A reação da moral no Poder Público


Advogados, promotores e juízes espíritas divulgam o valor das idéias de justiça e de paz

Eliana Haddad


Em menos de um ano de atuação, a AJE-SP, Associação Jurídico-Espírita de São Paulo já demonstra a força da união dos profissionais de Direito espíritas. São advogados, promotores e juízes  que organizam eventos específicos para divulgar o valor das idéias de justiça e de paz que o Espiritismo desperta como condutor da verdadeira responsabilidade social.  TIAGO CINTRA ESSADO, 32, promotor de justiça/SP, hoje presidente da AJE-SP, concedeu ao Correio Fraterno essa elucidativa entrevista:

 
1) Como surgiu a idéia da AJE-SP? Qual o seu papel? 

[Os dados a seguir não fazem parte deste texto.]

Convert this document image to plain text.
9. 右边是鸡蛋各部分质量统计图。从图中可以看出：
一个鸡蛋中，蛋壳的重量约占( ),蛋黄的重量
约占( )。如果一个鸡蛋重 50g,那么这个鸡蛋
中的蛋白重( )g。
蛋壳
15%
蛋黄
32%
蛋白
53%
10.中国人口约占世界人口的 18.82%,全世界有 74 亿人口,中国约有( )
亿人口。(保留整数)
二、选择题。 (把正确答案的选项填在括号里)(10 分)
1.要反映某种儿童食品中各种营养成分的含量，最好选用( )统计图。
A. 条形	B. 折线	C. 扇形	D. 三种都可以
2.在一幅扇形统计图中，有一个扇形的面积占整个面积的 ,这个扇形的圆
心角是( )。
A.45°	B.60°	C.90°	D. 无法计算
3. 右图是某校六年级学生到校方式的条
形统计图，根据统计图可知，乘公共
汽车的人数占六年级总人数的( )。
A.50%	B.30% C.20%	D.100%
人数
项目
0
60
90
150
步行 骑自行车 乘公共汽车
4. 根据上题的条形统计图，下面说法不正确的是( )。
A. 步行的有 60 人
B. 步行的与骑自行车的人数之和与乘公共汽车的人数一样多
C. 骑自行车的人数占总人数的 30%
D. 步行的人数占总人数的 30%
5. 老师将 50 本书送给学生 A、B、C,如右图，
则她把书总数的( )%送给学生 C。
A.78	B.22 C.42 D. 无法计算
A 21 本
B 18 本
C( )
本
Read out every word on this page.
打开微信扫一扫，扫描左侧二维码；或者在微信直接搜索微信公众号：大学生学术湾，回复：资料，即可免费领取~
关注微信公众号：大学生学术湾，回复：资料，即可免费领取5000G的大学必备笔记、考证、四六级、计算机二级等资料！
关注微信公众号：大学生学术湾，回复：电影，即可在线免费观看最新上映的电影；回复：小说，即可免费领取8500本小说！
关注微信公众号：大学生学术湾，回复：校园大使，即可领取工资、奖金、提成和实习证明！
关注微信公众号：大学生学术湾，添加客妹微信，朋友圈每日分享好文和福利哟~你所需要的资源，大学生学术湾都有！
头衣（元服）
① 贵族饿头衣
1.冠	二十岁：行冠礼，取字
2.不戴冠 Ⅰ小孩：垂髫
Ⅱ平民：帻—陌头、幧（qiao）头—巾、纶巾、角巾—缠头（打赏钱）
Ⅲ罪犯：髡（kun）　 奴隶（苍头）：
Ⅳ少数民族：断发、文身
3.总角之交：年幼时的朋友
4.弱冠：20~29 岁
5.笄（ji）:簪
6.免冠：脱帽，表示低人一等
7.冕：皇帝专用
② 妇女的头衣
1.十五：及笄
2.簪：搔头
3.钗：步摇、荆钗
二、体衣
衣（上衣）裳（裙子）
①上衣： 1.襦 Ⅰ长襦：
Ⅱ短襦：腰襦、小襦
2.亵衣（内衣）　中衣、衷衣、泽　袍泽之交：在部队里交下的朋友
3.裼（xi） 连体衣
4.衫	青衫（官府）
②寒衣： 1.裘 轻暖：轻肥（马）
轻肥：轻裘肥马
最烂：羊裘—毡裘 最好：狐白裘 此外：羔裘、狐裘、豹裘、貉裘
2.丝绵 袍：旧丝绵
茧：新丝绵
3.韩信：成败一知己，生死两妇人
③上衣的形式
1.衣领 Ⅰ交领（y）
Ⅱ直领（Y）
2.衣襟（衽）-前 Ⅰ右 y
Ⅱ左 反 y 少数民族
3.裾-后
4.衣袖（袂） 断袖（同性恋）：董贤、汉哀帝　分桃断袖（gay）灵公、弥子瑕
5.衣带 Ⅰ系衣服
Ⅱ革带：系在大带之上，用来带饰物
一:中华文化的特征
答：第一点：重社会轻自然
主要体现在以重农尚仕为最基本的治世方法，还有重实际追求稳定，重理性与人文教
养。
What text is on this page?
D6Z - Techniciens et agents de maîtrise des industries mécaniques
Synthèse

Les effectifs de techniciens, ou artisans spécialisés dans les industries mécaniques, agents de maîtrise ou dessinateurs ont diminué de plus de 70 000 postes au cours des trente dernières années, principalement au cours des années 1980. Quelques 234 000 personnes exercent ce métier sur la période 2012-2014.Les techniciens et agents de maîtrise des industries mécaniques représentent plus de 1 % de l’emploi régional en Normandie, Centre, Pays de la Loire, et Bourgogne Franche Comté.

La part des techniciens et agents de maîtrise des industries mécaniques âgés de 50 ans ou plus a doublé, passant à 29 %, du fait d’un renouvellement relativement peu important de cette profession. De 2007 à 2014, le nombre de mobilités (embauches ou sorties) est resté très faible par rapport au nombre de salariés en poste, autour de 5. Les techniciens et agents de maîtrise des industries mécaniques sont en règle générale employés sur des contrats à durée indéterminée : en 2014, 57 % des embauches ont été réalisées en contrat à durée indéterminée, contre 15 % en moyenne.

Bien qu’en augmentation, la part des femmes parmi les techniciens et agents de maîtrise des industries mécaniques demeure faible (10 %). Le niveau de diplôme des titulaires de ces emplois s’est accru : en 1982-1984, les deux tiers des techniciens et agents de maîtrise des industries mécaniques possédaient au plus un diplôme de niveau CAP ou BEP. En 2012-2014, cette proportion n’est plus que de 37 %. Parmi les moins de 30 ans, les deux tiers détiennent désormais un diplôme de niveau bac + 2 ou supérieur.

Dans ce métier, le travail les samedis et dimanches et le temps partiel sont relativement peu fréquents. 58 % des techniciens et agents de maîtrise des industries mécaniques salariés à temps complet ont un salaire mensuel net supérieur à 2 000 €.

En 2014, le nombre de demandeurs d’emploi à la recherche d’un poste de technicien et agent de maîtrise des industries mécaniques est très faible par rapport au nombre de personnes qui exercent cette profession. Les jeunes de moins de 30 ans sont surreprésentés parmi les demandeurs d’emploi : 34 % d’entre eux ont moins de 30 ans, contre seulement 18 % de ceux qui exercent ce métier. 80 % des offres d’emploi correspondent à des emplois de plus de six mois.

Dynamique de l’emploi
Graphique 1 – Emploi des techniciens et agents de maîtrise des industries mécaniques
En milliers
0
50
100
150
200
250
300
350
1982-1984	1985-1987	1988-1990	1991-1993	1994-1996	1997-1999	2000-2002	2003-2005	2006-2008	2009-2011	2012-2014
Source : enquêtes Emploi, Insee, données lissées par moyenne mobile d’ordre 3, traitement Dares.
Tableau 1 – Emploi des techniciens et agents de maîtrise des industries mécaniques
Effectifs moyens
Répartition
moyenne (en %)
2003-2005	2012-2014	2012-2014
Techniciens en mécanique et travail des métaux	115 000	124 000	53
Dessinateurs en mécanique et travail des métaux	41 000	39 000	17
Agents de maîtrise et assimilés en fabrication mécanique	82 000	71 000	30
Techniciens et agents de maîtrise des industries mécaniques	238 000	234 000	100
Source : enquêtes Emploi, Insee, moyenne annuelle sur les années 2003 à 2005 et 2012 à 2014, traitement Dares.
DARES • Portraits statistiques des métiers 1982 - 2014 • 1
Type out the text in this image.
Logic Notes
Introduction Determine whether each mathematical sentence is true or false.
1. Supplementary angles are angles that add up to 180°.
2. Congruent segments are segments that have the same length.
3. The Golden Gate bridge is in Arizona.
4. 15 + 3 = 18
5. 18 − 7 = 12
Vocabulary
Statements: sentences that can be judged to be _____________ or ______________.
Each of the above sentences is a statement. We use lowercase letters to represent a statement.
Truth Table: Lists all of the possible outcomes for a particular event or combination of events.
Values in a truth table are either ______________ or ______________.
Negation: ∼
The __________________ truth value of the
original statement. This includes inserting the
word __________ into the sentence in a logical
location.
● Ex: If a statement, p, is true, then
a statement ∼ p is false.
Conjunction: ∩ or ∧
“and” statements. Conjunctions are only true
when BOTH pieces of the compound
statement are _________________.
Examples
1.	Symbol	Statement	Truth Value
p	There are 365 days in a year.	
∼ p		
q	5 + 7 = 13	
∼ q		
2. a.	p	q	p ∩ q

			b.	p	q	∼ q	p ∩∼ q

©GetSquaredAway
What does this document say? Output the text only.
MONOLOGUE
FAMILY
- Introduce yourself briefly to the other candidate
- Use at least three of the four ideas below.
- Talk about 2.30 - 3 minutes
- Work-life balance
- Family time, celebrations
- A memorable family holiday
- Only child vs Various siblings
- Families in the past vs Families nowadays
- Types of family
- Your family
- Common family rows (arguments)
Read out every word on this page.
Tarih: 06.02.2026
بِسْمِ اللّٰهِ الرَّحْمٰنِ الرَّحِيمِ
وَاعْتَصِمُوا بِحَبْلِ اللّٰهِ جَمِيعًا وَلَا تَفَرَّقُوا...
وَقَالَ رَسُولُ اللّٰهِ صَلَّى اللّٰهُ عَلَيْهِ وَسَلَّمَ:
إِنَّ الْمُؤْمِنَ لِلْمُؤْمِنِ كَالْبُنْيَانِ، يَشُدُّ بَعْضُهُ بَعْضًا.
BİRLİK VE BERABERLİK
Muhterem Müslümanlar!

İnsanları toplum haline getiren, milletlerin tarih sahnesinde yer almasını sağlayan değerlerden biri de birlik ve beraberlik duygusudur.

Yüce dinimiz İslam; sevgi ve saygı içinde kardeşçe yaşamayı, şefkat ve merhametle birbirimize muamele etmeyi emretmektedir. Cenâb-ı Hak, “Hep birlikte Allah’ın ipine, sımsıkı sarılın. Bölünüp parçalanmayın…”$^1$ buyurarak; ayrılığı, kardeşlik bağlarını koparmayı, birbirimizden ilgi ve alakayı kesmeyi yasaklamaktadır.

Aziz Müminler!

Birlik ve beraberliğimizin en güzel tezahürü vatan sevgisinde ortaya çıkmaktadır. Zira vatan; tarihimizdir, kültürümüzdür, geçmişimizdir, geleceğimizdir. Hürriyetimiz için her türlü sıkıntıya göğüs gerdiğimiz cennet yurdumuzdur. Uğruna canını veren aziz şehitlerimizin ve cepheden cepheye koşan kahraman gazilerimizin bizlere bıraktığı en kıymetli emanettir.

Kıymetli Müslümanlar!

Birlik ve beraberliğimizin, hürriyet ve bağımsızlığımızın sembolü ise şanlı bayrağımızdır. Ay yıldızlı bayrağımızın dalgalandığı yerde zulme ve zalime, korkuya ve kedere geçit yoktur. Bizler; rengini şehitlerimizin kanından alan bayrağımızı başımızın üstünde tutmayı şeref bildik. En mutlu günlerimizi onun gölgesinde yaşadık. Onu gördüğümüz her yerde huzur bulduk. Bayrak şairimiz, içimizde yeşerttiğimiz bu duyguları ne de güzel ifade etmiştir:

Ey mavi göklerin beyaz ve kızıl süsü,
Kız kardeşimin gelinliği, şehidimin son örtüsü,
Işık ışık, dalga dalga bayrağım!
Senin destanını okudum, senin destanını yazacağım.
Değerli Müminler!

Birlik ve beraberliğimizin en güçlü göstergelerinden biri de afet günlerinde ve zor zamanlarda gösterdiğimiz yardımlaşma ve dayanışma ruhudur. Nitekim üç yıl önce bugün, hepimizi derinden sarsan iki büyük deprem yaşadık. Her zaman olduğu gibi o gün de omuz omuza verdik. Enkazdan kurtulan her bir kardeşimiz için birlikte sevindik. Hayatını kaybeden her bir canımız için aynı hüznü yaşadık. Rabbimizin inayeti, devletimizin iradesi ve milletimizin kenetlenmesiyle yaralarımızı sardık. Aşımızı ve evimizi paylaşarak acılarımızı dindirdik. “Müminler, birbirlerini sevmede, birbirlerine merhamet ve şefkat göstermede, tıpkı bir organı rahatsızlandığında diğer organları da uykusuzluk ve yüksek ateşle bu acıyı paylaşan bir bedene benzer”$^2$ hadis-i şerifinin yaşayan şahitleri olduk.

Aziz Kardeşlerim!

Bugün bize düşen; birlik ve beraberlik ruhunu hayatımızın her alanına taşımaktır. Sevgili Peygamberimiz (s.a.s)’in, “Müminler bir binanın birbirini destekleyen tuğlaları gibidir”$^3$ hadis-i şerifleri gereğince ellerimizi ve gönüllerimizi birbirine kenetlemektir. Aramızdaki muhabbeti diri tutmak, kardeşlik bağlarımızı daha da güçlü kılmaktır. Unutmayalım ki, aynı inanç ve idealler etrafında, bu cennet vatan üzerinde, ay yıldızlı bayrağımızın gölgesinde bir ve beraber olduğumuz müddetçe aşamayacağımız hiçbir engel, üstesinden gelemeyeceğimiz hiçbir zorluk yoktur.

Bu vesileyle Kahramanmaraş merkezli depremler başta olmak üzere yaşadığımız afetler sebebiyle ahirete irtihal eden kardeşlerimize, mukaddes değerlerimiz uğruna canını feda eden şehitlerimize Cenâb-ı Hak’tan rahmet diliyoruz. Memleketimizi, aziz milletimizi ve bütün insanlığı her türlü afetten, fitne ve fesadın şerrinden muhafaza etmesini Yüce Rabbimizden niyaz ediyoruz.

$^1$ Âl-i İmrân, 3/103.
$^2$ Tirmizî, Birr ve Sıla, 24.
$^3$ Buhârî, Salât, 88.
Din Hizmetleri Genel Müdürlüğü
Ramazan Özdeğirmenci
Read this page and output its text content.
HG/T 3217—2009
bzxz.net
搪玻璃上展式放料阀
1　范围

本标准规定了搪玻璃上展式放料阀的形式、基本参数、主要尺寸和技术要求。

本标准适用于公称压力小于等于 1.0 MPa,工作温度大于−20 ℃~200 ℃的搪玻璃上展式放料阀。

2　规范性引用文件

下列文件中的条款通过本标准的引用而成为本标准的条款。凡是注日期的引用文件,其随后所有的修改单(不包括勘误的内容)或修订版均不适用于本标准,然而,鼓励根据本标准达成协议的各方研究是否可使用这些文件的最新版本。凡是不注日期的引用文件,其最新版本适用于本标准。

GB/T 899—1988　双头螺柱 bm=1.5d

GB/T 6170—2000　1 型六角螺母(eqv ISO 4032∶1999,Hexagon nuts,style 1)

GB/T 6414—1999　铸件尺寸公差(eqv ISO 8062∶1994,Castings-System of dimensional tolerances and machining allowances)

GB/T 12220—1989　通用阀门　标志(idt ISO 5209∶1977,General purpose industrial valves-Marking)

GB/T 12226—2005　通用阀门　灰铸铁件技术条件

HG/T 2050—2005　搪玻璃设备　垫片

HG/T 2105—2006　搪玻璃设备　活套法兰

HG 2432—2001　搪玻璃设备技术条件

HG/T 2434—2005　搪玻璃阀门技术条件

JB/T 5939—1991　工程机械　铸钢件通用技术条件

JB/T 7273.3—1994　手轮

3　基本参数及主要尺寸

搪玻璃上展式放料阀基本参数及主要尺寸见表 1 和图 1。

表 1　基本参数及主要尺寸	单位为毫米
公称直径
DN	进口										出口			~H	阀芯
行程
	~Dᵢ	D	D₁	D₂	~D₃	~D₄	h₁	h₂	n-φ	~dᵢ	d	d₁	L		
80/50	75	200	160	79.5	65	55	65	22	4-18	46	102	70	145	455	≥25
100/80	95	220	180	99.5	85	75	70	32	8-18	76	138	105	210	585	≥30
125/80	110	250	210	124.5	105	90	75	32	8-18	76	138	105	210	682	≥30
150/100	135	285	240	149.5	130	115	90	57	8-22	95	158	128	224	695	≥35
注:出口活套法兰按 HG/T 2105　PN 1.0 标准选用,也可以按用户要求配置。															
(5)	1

A idéia de se fundar a AJE-SP foi fruto dos trabalhos desenvolvidos, desde 2002, no Grupo Espírita de Estudos Jurídicos Prof. Fernando Ortiz, em Franca-SP. Com reuniões mensais, discutindo diversos assuntos – aborto do anencéfalo, células-tronco, corrupção, união civil entre pessoas do mesmo sexo, violência, conflitos domésticos etc – sempre desejando expandir este núcleo para diversas regiões do Estado. De outro lado, participando desde 2003 do MEDNESP – congresso que reúne as AME’s (Associação Médico-Espírita) – verificamos que tal espaço deveria também ser ocupado pelos militantes do Direito. No final de 2007, passamos a ter contato com diversas outras pessoas que também tinham este ideal. Descobrimos a já existência, a contar de 2001, das AJE’s do Rio Grande do Sul e do Espírito Santo. Lançada a idéia, aos poucos foi se concretizando.

 2) Como você analisa o surgimento de tantas entidades de classe espíritas  no momento atual ? 

A sociedade atual exige organização para se conseguir êxito nos objetivos a que nos propomos. Organização pressupõe, sobretudo, união, cooperação. Isolados, não temos a mesma força que a de um grupo harmônico e coeso voltado para o fim desejado. O crime nos ensina isto, basta lembrar que a criminalidade atual organizou-se e bem, unindo esforços para o mal. Nesta mesma linha, as associações de classe espíritas revelam a imprescindível necessidade de se organizar, para que os estudos sejam aprofundados, mediante a troca de experiências, e que a atuação profissional possa ser aperfeiçoada. Aos poucos, dentro de cada classe, vai se formando um verdadeiro exército do bem. 

3) Qual sua opinião sobre as leis humanas?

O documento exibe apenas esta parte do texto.